Собрав совет, мы подсчитали свои потери и пришли к выводу, что еще одна-две такие осады, и нам не выдержать. Поэтому во время представившейся нам передышки решено было соорудить укрепления, произвести разведку и по возможности нанести ответный удар.
Но у меня была своя задача, и я объявил об этом совету.
Тогда встал Килан и сказал, что идет со мной: мы трое едины, и когда между нами рвется связь, каждый из нас теряет частицу себя.
Я обратился к нему одному, сказав, что однажды мы уже были разлучены, когда он как воин исполнял свой долг, когда я был покалечен, а Каттею заперли в Обители. Теперь настало время каждому снова исполнить свой долг. Он воин, и здесь он нужнее. А Каттея со мной связана более тесно, и мой долг — идти за ней.
Думаю, Дагона и Эфутур поняли меня, но эсткарпцы — нет. Для них, привыкших на границе к суровым испытаниям, жизнь одной женщины ничего не значила, тем более — колдуньи: колдуний они не любили и боялись.
Отправляясь на восток, я не рассчитывал на чью-либо поддержку. Со мной был мой меч, небольшой запас еды и искра надежды. Шил предложил мне свою помощь, но я сказал, что поеду на нем лишь до границы Долины, я мог рисковать только собственной жизнью.
Килан неохотно отпускал меня одного. Наверное, его задели мои слова о более тесных узах между мной и Каттеей, хотя он знал, что это так и что к тому же его воинское умение необходимо здесь.
В Долине царили мир и покой, недавняя кровавая битва казалась страшным сном. Шил ровным галопом нес меня вдоль реки. Здесь не было ловушек, и мы двигались вперед быстро и беспрепятственно. Изредка вдалеке появлялись ящеры-дозорные, продолжавшие нести наблюдение на случай угрозы со стороны кроганов.

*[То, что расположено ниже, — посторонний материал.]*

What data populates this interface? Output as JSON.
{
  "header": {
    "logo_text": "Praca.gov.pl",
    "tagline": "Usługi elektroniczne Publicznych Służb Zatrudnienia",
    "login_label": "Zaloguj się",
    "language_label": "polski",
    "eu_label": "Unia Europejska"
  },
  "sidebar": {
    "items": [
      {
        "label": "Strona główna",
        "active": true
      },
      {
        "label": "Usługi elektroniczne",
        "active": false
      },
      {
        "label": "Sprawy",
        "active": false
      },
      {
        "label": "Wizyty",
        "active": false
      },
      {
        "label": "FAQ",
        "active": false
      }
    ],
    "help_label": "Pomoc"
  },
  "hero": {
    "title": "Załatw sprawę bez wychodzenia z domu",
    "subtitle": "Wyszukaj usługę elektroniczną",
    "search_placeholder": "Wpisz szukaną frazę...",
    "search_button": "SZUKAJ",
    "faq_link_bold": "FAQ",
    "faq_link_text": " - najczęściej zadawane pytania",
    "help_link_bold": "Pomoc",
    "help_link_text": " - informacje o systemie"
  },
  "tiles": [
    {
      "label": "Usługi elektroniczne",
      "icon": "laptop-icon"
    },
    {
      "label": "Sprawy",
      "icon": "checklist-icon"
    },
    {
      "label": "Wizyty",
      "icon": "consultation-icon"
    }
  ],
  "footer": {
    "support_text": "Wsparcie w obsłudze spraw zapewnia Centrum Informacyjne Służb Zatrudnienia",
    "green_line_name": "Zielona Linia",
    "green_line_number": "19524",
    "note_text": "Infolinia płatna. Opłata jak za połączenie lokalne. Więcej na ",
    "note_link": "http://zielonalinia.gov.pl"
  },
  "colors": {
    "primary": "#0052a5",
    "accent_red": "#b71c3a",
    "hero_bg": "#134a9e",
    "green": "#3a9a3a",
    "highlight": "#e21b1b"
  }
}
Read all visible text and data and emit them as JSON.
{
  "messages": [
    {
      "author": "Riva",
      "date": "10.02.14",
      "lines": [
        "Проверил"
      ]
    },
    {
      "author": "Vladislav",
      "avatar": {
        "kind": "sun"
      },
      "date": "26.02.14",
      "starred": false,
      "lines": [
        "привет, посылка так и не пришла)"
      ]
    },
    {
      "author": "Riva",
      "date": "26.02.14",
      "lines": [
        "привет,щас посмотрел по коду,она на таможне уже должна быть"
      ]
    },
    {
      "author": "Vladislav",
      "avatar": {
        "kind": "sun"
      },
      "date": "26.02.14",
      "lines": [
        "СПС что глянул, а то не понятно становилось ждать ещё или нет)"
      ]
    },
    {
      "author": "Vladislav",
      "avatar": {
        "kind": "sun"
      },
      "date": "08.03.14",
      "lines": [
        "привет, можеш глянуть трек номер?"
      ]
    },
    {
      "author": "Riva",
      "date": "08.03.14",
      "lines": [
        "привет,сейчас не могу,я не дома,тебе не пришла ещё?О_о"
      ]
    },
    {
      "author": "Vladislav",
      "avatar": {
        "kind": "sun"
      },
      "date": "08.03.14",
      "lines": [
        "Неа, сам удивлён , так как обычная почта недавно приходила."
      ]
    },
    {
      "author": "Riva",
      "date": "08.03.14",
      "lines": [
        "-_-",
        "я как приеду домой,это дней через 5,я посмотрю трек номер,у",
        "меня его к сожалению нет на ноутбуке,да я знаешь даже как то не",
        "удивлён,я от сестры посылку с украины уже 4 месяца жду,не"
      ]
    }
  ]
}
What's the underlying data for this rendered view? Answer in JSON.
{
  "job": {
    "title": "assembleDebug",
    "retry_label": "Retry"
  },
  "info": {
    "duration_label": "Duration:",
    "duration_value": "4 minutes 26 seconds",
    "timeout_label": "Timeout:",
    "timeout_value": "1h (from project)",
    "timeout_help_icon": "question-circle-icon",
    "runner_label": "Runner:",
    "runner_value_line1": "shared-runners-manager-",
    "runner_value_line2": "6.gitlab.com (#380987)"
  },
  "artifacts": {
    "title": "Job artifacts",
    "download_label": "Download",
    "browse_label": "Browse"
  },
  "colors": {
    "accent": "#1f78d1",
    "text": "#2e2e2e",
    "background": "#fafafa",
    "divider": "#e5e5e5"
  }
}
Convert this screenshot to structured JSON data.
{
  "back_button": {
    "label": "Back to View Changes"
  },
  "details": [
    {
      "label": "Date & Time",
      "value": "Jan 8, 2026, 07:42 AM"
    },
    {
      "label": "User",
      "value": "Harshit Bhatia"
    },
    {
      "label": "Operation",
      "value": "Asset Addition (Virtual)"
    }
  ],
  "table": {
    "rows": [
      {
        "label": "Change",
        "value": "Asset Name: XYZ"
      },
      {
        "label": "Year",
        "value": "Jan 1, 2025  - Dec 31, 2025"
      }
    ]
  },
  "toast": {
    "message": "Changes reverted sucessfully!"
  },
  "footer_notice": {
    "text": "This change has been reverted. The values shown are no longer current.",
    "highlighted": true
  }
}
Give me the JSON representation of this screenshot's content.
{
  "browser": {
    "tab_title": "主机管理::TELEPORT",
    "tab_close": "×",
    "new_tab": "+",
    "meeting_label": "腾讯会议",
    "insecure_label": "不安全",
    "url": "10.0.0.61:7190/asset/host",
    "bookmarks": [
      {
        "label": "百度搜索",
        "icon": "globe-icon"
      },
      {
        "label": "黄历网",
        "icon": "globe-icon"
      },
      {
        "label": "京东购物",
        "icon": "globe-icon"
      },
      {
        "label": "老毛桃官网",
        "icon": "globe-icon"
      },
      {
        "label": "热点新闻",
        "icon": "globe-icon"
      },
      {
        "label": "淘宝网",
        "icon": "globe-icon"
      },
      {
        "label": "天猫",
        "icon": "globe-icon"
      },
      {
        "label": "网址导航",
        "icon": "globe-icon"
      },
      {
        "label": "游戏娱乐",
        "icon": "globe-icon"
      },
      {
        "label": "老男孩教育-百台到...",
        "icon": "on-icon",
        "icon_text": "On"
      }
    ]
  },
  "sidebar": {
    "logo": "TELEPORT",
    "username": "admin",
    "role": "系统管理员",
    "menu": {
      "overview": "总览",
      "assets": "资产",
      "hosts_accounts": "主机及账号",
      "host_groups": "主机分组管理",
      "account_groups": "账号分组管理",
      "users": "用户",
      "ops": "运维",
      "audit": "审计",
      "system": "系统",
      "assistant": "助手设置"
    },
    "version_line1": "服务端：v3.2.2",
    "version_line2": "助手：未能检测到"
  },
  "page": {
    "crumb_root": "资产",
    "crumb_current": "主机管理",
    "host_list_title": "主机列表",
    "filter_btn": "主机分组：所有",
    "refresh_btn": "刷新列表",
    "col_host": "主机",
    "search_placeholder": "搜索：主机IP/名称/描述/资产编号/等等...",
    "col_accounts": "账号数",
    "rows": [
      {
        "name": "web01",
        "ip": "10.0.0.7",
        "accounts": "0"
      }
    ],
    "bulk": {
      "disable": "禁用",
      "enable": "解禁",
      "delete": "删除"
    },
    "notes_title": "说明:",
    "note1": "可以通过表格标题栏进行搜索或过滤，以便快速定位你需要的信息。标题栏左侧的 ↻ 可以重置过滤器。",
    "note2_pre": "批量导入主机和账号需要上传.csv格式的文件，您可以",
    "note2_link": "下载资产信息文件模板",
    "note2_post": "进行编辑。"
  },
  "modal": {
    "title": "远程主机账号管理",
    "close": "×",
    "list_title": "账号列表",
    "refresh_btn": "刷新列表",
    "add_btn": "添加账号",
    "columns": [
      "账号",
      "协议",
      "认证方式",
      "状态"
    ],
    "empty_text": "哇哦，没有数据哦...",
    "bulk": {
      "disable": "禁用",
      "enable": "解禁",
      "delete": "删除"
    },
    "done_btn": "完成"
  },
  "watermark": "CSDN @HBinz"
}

Я думал об Орсии, о том, что сделали бы с ней ее соплеменники, если бы узнали, что она спасла меня.
Обширные луга и тенистые рощи Долины сменились каменистым ландшафтом, обрамленным стенами отвесных скал, постепенно сходившимися друг с другом: где-то впереди они должны были сомкнуться. Там, по словам Дагоны, начиналась заброшенная дорога, ведущая в горы, куда отправилась Каттея, намереваясь обратиться к силам, внушавшим страх даже владычице Зеленой Долины.
У каждого своя магия, сказала мне как-то Дагона: жителям Долины подвластны силы растительного мира, фасам — подземного, кроганам — водяного; с ее же слов я понял, что там, куда отправилась Каттея, обитали силы воздуха.
И в самом деле, колдуньи Эсткарпа умели управлять ветром, дождем и бурями. Должно быть, сестра собиралась прибегнуть к их знанию, но если так, то, судя по всему, ей это не удалось.
Шил замедлил шаг и осторожно вошел в узкую расселину в скалах, где царил полумрак, хотя до захода солнца оставалось еще несколько часов.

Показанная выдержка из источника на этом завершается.